Many energy devices like wind, wave and gas turbines often operate in suboptimal conditions, which is referred to as performance degradation. This is because of factors such as device dirt and dust accumulation, erosion, and corrosion of surfaces. Performance degradation reduces the energy production, and it increases the cost of energy. Almost all the controllers used today for energy devices are model-based. A model-based controller cannot cope with performance degradation, because it uses a model of the ideal state of the device, and it neglects these effects of unknown nature.

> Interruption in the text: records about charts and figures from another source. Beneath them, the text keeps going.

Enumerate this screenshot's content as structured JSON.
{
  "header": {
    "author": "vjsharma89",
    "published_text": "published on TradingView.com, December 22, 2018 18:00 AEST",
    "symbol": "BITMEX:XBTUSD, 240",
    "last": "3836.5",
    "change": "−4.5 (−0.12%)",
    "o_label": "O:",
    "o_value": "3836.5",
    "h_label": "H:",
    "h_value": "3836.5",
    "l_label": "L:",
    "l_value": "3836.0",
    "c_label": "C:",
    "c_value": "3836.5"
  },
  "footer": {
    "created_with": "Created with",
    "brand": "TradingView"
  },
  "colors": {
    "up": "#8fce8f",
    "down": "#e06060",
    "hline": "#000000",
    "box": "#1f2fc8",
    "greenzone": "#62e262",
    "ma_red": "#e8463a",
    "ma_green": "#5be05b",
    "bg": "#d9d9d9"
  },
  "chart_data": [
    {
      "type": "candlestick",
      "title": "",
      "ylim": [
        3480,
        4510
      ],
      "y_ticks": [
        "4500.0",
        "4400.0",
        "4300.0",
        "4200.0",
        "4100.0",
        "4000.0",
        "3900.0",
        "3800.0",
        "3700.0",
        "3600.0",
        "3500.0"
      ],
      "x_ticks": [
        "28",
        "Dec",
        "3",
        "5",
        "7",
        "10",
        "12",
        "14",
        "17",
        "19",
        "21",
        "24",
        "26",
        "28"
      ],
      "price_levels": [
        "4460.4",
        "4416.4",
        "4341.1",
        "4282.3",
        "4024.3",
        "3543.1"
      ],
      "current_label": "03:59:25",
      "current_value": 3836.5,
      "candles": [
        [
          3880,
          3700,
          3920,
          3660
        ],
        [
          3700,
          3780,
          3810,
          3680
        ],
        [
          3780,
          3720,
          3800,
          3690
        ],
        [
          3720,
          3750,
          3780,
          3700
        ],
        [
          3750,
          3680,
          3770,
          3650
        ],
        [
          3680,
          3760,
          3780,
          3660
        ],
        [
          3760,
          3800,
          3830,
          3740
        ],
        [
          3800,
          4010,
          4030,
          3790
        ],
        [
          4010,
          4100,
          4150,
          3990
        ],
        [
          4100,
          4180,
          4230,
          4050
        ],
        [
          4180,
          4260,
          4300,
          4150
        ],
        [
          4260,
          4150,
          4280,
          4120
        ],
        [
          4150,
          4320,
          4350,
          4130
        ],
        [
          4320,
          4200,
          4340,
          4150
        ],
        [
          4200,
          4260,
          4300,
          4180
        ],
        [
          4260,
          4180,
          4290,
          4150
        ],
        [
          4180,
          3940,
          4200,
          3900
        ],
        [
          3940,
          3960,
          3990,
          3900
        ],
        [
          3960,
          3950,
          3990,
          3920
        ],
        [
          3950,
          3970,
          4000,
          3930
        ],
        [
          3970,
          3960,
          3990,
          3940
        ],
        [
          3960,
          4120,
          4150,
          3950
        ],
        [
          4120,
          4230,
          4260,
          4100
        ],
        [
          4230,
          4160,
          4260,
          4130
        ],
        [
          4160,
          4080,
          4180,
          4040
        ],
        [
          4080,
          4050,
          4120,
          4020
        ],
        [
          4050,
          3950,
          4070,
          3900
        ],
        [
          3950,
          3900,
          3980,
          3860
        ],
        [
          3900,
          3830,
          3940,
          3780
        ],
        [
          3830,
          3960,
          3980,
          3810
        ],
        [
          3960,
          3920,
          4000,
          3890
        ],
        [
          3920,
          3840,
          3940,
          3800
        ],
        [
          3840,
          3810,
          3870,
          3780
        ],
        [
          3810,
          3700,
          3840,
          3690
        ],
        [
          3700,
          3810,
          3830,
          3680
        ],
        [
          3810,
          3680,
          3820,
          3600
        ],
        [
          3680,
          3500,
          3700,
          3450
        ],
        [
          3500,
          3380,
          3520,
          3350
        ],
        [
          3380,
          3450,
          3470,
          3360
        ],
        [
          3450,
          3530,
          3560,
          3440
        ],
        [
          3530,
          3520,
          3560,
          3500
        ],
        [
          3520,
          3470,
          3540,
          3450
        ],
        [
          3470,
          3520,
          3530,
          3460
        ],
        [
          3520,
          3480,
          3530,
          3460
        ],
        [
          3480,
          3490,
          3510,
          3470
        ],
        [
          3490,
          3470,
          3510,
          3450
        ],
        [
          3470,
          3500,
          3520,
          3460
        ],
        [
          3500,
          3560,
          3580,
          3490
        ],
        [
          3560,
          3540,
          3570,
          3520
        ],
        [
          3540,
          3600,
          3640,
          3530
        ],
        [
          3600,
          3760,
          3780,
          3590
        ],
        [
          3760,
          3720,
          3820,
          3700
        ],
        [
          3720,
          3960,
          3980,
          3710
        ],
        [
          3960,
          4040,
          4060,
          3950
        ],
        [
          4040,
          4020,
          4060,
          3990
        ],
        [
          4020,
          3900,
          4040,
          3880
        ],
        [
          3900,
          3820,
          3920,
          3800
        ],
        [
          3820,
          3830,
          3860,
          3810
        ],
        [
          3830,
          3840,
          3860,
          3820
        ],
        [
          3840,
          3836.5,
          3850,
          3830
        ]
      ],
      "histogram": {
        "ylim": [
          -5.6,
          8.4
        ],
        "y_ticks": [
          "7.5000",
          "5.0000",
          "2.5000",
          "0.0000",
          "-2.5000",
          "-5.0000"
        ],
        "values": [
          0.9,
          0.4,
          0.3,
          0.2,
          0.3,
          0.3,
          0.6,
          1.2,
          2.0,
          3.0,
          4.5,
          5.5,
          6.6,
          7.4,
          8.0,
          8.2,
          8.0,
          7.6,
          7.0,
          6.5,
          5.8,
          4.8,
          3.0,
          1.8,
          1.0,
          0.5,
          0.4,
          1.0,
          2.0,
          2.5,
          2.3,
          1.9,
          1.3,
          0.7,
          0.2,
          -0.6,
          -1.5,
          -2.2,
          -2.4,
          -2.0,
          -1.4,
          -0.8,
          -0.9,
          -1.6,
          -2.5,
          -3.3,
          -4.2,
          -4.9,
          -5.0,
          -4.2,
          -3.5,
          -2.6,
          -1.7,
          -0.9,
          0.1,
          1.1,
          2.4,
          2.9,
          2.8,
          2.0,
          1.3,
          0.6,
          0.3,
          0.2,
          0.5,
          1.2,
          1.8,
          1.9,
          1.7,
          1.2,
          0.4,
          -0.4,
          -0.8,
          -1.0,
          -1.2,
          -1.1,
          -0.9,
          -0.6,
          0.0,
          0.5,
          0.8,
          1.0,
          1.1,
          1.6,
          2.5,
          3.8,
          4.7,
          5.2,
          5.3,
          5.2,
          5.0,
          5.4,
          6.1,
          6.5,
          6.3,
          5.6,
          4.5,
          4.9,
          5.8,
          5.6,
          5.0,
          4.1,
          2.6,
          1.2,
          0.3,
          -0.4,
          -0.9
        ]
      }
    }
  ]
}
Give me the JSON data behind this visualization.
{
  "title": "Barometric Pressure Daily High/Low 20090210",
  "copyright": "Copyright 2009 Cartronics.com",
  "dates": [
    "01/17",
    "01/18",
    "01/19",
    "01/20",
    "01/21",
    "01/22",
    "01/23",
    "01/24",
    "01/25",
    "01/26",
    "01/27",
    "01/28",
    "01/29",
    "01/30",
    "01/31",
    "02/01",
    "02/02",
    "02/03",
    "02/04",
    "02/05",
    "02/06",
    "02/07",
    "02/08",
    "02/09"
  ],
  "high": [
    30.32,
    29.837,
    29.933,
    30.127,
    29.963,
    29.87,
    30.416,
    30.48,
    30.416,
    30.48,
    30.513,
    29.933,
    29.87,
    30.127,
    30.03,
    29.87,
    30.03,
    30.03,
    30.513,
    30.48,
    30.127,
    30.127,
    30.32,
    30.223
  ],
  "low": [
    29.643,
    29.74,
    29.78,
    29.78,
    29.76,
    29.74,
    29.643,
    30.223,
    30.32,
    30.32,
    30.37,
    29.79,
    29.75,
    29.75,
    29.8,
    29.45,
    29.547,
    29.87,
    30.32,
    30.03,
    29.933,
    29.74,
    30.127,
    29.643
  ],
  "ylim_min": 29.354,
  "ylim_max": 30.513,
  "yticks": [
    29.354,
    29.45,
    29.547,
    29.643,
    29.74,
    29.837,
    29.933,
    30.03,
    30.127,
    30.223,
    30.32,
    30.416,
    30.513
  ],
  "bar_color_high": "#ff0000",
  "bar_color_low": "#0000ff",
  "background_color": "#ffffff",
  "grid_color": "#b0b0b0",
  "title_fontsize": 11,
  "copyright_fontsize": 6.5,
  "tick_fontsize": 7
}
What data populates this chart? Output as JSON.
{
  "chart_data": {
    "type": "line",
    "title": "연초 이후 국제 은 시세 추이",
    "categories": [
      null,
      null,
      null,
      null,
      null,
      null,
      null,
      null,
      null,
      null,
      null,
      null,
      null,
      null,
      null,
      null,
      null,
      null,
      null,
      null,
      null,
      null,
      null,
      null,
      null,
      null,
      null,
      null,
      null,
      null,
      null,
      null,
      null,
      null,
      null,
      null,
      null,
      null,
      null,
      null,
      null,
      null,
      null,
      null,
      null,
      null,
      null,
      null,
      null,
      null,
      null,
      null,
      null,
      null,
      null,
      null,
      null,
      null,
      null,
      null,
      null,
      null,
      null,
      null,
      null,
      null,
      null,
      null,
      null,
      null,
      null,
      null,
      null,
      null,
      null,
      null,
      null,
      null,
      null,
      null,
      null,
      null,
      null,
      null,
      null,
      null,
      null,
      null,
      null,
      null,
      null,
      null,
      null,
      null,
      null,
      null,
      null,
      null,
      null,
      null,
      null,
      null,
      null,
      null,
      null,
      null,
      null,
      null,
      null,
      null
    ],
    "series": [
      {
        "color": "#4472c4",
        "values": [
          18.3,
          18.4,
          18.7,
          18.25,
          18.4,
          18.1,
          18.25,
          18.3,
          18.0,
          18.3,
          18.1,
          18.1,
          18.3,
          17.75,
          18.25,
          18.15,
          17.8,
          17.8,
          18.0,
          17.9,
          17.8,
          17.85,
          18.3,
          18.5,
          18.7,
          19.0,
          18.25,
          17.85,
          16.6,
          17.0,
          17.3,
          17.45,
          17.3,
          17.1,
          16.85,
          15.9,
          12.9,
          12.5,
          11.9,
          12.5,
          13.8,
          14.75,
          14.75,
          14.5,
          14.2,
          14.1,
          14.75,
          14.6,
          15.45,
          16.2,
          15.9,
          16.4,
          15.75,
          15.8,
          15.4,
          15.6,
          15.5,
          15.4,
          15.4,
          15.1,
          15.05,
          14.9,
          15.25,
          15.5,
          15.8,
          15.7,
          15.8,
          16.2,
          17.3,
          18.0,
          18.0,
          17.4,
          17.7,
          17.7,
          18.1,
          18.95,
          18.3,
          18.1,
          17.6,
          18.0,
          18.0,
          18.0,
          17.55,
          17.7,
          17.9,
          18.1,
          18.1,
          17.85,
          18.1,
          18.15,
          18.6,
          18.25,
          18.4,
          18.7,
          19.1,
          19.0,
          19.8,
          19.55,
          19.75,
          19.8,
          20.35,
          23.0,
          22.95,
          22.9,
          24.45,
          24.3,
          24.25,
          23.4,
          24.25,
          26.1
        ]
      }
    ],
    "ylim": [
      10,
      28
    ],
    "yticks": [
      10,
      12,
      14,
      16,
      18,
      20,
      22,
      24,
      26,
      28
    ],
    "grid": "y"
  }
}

In this study, we focused on increasing the energy production from wind turbines to reduce the cost of generated electricity per kilo-Watt-hour using a model-free control algorithm. We used the existing software and hardware of the wind turbine to search online for the optimal condition of the wind turbine after such effects happen. Our results show that when performance degradation happens 7% energy lost is experienced that translates into 7% increase of the cost of energy. Our algorithm can reduce up to 1% of the energy loss. This in turn reduces the cost of energy by 1% when performance degradation happens.

This is a collaborative work with researchers from University of Texas at Dallas, and Arkansas Tech University.

Wind Farm Power and Loads Optimization using Yaw Controls

Clustering wind turbines as a wind farm to share the infrastructure is an effective strategy to reduce the cost of energy. However, this results in aerodynamic wake interaction among wind turbines. Yawing the upstream wind turbines can mitigate the losses in wind farm power output. Yaw-misalignment also affects the loads, as partial wake overlap can increase fatigue of downstream turbines.

In this research, we study multi-objective optimization of wind farm wakes using yaw-misalignment to increase power production, and reduce loads due to partial wake overlap. This is achieved using a computational framework consisting of an aerodynamic model for wind farm wake, blade-element-momentum model to compute the power and the loads, and a gradient-based optimizer. Our preliminary results show that yaw-misalignment is capable of increasing the power production of the wind farm, while reducing the loading due to partial wake overlap.

This is a collaborative work with researchers from Delft University of Technology, University of Texas at Dallas, and Arkansas Tech University.